Chapter 8: Evaluation in Information Retrieval
& Chapter 9: Relevance feedback and query expansion
In the previous chapter I read in the past month, the authors mentioned many alternatives in designing an IR system, but in this chapter, they discussed how to measure the effectiveness of an IR system and introduce how to develop further measures for evaluating ranked retrieval result. User utility is measured and the user's happiness is very important is a good IR system, for example the speed of response and the size of the index are part of the factors in users' happiness. But it still mentioned that the users' satisfaction is determined by many other factors, for example the result of the design of the user interface and other measurements.
And the standard approach to information retrieval system evaluation revolves around the notion of relevant and nonrelevant documents.But a document is relevant but only because it contain all the words in the query, but also because it may be related to the query, because the information need is not overt.
In addition, a list of the most standard test collections and evaluation series are introduced in this chapter, for example the The Cranfield collection and TREC and NII Test Collection. In evaluation of unranked retrieval sets, the two most frequent and basic measures for information retrieval effectiveness are precision and recall. Maybe the alternative seems to be accuracy, which is the fraction of its classification that are correct. But the accuracy is not an appropriate measure for information retrieval problem.
The advantage of having the two numbers for precision and recall is that one is more important than the other in many circumstances.
In a ranked retrieval context, appropriate sets of retrieved documents are naturally given by the top k retrieved documents. For each set, the precision and recall values can be plotted into a precision -recall curve.
Moreover,to evaluate the system, we have to germane the test information. The most standard approach is called pooling, where relevance is assessed over a subset of the collection that is formed from the top k documents returned by a number of different IR systems. But the relevance judgments are quite idiosyncratic and variable, and the success of an IR system depends on how good it is at satisfying the needs of these idiosyncratic human, one information need at a time.
Finally, the user utility is discussed, which means to make the user happy. For a wen search engine, happy search users are those who find what they want and desire to use this search engine again. But, it is very hard to investigate the satisfaction of the user.
Actually, we have already read contents about the synonymy in the chapter 1, which means the same concept may be referred to using different words.In the chapter9 . the author discussed the ways in which a system can help with query refinement either fully automatically or with user in the loop.

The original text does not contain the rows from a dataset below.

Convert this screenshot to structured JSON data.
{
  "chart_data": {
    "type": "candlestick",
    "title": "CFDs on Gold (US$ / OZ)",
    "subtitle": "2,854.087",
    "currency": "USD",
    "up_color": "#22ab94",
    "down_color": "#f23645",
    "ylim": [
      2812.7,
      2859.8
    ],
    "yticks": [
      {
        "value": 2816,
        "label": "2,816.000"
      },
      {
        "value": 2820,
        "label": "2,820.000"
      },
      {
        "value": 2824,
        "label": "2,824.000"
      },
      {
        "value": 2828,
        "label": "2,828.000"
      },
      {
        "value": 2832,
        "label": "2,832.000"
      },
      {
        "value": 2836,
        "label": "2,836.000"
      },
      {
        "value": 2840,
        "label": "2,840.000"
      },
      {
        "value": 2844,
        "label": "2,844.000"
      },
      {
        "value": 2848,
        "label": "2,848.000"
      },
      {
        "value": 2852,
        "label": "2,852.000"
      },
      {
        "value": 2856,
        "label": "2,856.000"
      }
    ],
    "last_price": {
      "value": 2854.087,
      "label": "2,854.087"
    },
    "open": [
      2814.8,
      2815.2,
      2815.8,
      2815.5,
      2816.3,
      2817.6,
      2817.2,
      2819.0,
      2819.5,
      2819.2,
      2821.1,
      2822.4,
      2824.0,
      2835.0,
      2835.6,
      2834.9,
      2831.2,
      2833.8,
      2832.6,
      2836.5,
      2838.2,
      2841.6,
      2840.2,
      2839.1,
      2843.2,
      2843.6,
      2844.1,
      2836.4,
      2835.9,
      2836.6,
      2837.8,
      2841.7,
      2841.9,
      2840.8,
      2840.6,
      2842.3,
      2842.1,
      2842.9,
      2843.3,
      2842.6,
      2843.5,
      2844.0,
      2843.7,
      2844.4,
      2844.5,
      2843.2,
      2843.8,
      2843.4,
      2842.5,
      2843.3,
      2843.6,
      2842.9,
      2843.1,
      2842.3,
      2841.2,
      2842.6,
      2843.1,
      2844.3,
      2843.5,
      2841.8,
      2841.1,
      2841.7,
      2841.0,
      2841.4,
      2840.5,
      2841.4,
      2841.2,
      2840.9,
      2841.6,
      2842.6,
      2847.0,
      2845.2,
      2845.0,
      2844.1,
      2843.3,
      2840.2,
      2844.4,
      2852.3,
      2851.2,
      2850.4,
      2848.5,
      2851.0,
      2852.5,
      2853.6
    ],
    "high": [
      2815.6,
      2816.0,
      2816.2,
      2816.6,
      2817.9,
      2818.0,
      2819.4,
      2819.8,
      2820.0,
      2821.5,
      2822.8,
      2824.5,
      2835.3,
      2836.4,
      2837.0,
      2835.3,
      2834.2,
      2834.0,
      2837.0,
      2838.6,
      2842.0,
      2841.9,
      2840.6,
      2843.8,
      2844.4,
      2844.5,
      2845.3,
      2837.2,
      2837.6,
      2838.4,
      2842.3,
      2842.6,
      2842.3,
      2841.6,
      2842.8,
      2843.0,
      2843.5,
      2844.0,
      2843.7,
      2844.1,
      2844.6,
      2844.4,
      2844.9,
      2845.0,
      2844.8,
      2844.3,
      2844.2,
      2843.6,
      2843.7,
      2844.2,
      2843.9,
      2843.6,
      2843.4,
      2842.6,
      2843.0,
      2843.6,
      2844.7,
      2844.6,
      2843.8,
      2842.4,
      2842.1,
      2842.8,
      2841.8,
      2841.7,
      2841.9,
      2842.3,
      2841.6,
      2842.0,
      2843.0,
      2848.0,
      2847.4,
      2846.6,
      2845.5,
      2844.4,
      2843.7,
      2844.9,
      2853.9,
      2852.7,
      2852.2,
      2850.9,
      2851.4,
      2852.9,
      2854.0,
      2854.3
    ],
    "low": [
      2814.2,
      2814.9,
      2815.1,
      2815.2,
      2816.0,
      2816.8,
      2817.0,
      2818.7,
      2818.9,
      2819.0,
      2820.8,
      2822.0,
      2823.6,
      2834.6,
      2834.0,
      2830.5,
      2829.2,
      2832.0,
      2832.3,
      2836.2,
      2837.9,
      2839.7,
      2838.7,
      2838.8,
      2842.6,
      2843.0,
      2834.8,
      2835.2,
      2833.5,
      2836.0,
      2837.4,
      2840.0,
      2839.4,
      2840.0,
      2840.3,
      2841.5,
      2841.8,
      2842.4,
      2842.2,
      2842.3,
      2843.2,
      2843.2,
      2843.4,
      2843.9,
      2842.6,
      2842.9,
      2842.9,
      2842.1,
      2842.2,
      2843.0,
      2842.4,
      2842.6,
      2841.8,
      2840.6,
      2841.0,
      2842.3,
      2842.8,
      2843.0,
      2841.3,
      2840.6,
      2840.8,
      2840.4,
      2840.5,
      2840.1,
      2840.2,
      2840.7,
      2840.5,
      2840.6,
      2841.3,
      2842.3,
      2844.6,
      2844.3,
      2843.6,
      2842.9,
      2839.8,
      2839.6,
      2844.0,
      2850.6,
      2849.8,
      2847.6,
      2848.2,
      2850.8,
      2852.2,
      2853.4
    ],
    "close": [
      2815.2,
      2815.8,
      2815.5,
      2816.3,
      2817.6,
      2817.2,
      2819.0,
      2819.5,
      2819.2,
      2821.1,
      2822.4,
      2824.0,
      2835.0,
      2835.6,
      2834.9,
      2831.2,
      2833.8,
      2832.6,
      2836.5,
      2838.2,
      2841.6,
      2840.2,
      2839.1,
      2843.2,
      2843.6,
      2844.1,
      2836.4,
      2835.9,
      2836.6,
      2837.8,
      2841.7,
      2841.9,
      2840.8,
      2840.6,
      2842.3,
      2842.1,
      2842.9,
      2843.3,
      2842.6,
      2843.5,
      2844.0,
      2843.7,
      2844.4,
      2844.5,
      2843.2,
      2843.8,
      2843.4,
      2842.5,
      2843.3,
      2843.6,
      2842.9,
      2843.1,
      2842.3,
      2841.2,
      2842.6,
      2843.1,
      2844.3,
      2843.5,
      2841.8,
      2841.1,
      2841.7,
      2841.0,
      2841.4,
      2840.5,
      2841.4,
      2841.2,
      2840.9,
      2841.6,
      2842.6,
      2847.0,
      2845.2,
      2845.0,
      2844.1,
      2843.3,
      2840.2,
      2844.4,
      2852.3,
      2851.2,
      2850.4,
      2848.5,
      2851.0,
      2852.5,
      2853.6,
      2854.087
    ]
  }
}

Global methods: the techniques for expanding or reformulating query
1). Query expansion/ reformulation with a thesaurus or WordNet
2). Query expansion via automatic thesaurus generation
3). Techniques like spelling correction
Local methods: adjust a query to the documents that initially appear to match the query.
1). Relevance feedback(most commonly used) -->Interactive relevance feedback can give very substantial gains in retrieval performance.
2). Pseudo relevance feedback, also known as Blind relevance feedback--> provide a method for automatic local analysis and to do normal retrieval to find an initial set of most relevant documents.
3). Global indirect relevance feedback
The core idea of RF is to involve the user in the retrieval process so as to improve the final result set.-->The Rocchio Algorithm
Probabilistic relevance feedback --> Naive Bayes probabilistic model
Relevance feedback on the Web --> general relevance feedback has been little used in the web search. And the successful use of the web link can be viewed as a implicit feedback.
Automatic thesaurus generation--> an alternative to the cost of a manual thesaurus, and analyzing a collection of documents --> to exploit word occurrence-->to use a shallow grammatical analysis of the text and to exploit grammatical relations or dependencies.